On Monday I showed this graph:

Graph #1
and tried to describe one particular decade of it:
Consider, for example, what the graph shows between the years 1980 and 1990. It shows the Federal debt (green) running at around 5% increase, and relatively stable at that level. It also shows everybody else's debt (red) climbing from near 10% annual increase to near 30%, then falling back to below 10% during the decade.

So, I'm thinking if I look at the red line relative to the green line -- "other" debt relative to Federal -- I'd see during that decade "other" debt starts at about two times Federal, rises to about six times Federal, then falls back to around two times Federal or something less. And that's just the 1980s.

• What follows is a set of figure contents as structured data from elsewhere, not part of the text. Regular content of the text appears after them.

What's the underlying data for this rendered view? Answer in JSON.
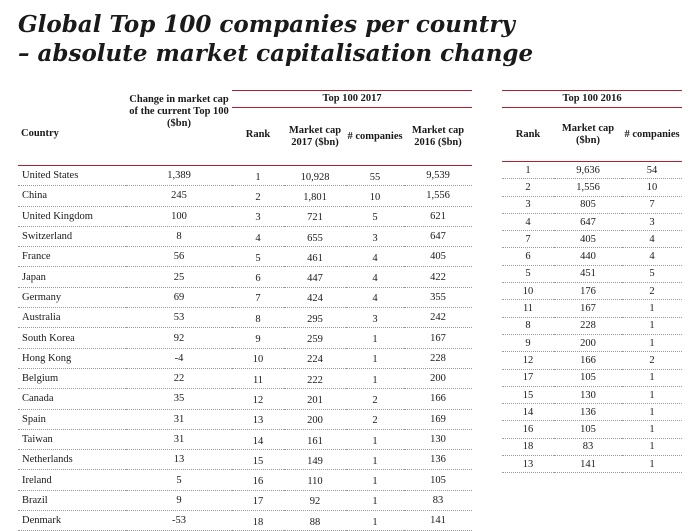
{
  "title": {
    "line1": "Global Top 100 companies per country",
    "line2": "– absolute market capitalisation change"
  },
  "headers": {
    "country": "Country",
    "change": "Change in market cap of the current Top 100 ($bn)",
    "group_2017": "Top 100 2017",
    "group_2016": "Top 100 2016",
    "rank": "Rank",
    "market_cap_2017": "Market cap 2017 ($bn)",
    "companies": "# companies",
    "market_cap_2016": "Market cap 2016 ($bn)",
    "market_cap": "Market cap ($bn)"
  },
  "rows": [
    {
      "country": "United States",
      "change": "1,389",
      "rank_2017": "1",
      "cap_2017": "10,928",
      "companies_2017": "55",
      "cap_2016_of_2017": "9,539",
      "rank_2016": "1",
      "cap_2016": "9,636",
      "companies_2016": "54"
    },
    {
      "country": "China",
      "change": "245",
      "rank_2017": "2",
      "cap_2017": "1,801",
      "companies_2017": "10",
      "cap_2016_of_2017": "1,556",
      "rank_2016": "2",
      "cap_2016": "1,556",
      "companies_2016": "10"
    },
    {
      "country": "United Kingdom",
      "change": "100",
      "rank_2017": "3",
      "cap_2017": "721",
      "companies_2017": "5",
      "cap_2016_of_2017": "621",
      "rank_2016": "3",
      "cap_2016": "805",
      "companies_2016": "7"
    },
    {
      "country": "Switzerland",
      "change": "8",
      "rank_2017": "4",
      "cap_2017": "655",
      "companies_2017": "3",
      "cap_2016_of_2017": "647",
      "rank_2016": "4",
      "cap_2016": "647",
      "companies_2016": "3"
    },
    {
      "country": "France",
      "change": "56",
      "rank_2017": "5",
      "cap_2017": "461",
      "companies_2017": "4",
      "cap_2016_of_2017": "405",
      "rank_2016": "7",
      "cap_2016": "405",
      "companies_2016": "4"
    },
    {
      "country": "Japan",
      "change": "25",
      "rank_2017": "6",
      "cap_2017": "447",
      "companies_2017": "4",
      "cap_2016_of_2017": "422",
      "rank_2016": "6",
      "cap_2016": "440",
      "companies_2016": "4"
    },
    {
      "country": "Germany",
      "change": "69",
      "rank_2017": "7",
      "cap_2017": "424",
      "companies_2017": "4",
      "cap_2016_of_2017": "355",
      "rank_2016": "5",
      "cap_2016": "451",
      "companies_2016": "5"
    },
    {
      "country": "Australia",
      "change": "53",
      "rank_2017": "8",
      "cap_2017": "295",
      "companies_2017": "3",
      "cap_2016_of_2017": "242",
      "rank_2016": "10",
      "cap_2016": "176",
      "companies_2016": "2"
    },
    {
      "country": "South Korea",
      "change": "92",
      "rank_2017": "9",
      "cap_2017": "259",
      "companies_2017": "1",
      "cap_2016_of_2017": "167",
      "rank_2016": "11",
      "cap_2016": "167",
      "companies_2016": "1"
    },
    {
      "country": "Hong Kong",
      "change": "-4",
      "rank_2017": "10",
      "cap_2017": "224",
      "companies_2017": "1",
      "cap_2016_of_2017": "228",
      "rank_2016": "8",
      "cap_2016": "228",
      "companies_2016": "1"
    },
    {
      "country": "Belgium",
      "change": "22",
      "rank_2017": "11",
      "cap_2017": "222",
      "companies_2017": "1",
      "cap_2016_of_2017": "200",
      "rank_2016": "9",
      "cap_2016": "200",
      "companies_2016": "1"
    },
    {
      "country": "Canada",
      "change": "35",
      "rank_2017": "12",
      "cap_2017": "201",
      "companies_2017": "2",
      "cap_2016_of_2017": "166",
      "rank_2016": "12",
      "cap_2016": "166",
      "companies_2016": "2"
    },
    {
      "country": "Spain",
      "change": "31",
      "rank_2017": "13",
      "cap_2017": "200",
      "companies_2017": "2",
      "cap_2016_of_2017": "169",
      "rank_2016": "17",
      "cap_2016": "105",
      "companies_2016": "1"
    },
    {
      "country": "Taiwan",
      "change": "31",
      "rank_2017": "14",
      "cap_2017": "161",
      "companies_2017": "1",
      "cap_2016_of_2017": "130",
      "rank_2016": "15",
      "cap_2016": "130",
      "companies_2016": "1"
    },
    {
      "country": "Netherlands",
      "change": "13",
      "rank_2017": "15",
      "cap_2017": "149",
      "companies_2017": "1",
      "cap_2016_of_2017": "136",
      "rank_2016": "14",
      "cap_2016": "136",
      "companies_2016": "1"
    },
    {
      "country": "Ireland",
      "change": "5",
      "rank_2017": "16",
      "cap_2017": "110",
      "companies_2017": "1",
      "cap_2016_of_2017": "105",
      "rank_2016": "16",
      "cap_2016": "105",
      "companies_2016": "1"
    },
    {
      "country": "Brazil",
      "change": "9",
      "rank_2017": "17",
      "cap_2017": "92",
      "companies_2017": "1",
      "cap_2016_of_2017": "83",
      "rank_2016": "18",
      "cap_2016": "83",
      "companies_2016": "1"
    },
    {
      "country": "Denmark",
      "change": "-53",
      "rank_2017": "18",
      "cap_2017": "88",
      "companies_2017": "1",
      "cap_2016_of_2017": "141",
      "rank_2016": "13",
      "cap_2016": "141",
      "companies_2016": "1"
    }
  ],
  "colors": {
    "accent_rule": "#b41e2d",
    "text": "#1a1a1a",
    "row_divider": "#9a9a9a"
  }
}
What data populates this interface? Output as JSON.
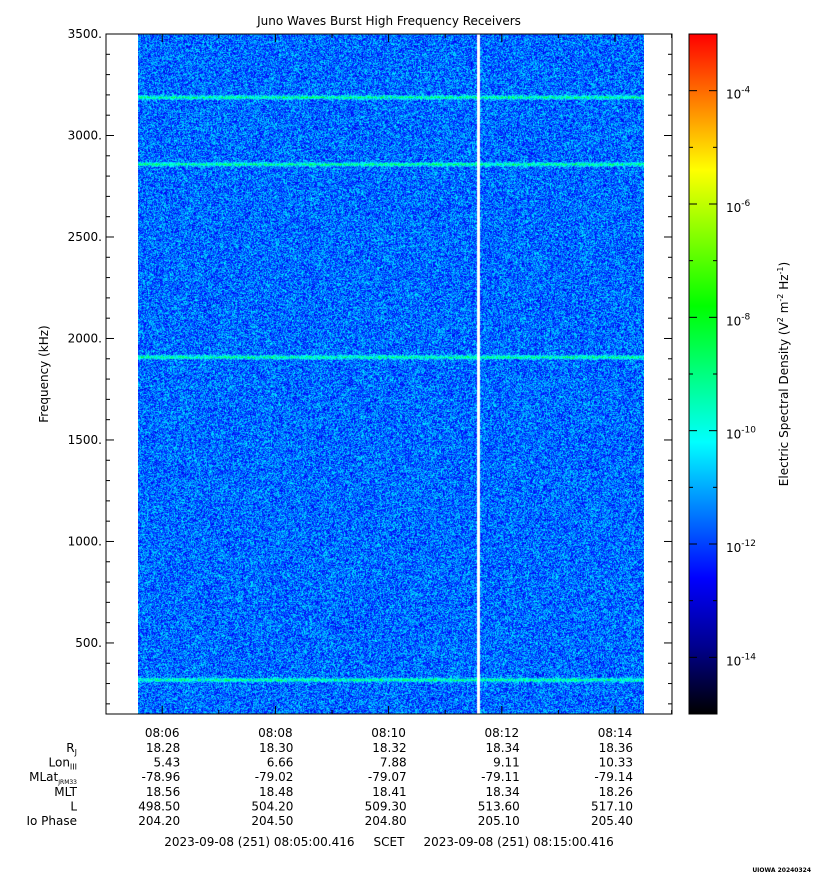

I want to follow up now by comparing two different graphs of that particular decade: one, the ratio of change from year ago values; the other, the ratio of Hodrick-Prescotts of those values.

Looking at it a little more closely now, what I described as the 1980s appears to be more like the 1982-1992 period. I hope you'll forgive that sloppiness.

Anyway, I took Graph #1 and reduced it to run from 1980-01-01 to 1992-01-01:

Graph #2
As you may remember, the blue line is "total credit market debt" relative to GDP. The red and green are two portions of that: Green is the Federal government's portion of that debt, and red is everybody else's; both, again, relative to GDP.

I ignore the blue line, and look at the red relative to the green:

Graph #3
This is a reduced-date-range version of Monday's Graph #2, which showed two grand spikes, a few squiggles, and nothing in the 1980s.

My description of what I expected to see in the 1980s --

during that decade "other" debt starts at about two times Federal, rises to about six times Federal, then falls back to around two times Federal or something less

is not too far off (if you go from 1983 to 1992). But my intent here is not to compare the graph to my guesstimate and conclude that I'm a good guesser. My intent is to compare Graph #3 to Graph #4:

Graph #4
Now it gets subjective: I think #4 is a good representation of #3.

Just to clarify what's in my mind... I've been wanting for quite some time to work with Hodrick-Prescott values, smoothed-out versions of raw data. Using smoothed data in ordinary economic calculations (rather than using the raw data) just seems like it might give more easily interpretable results.

The two posts, Monday's and this follow-up, are my first opportunity to try it.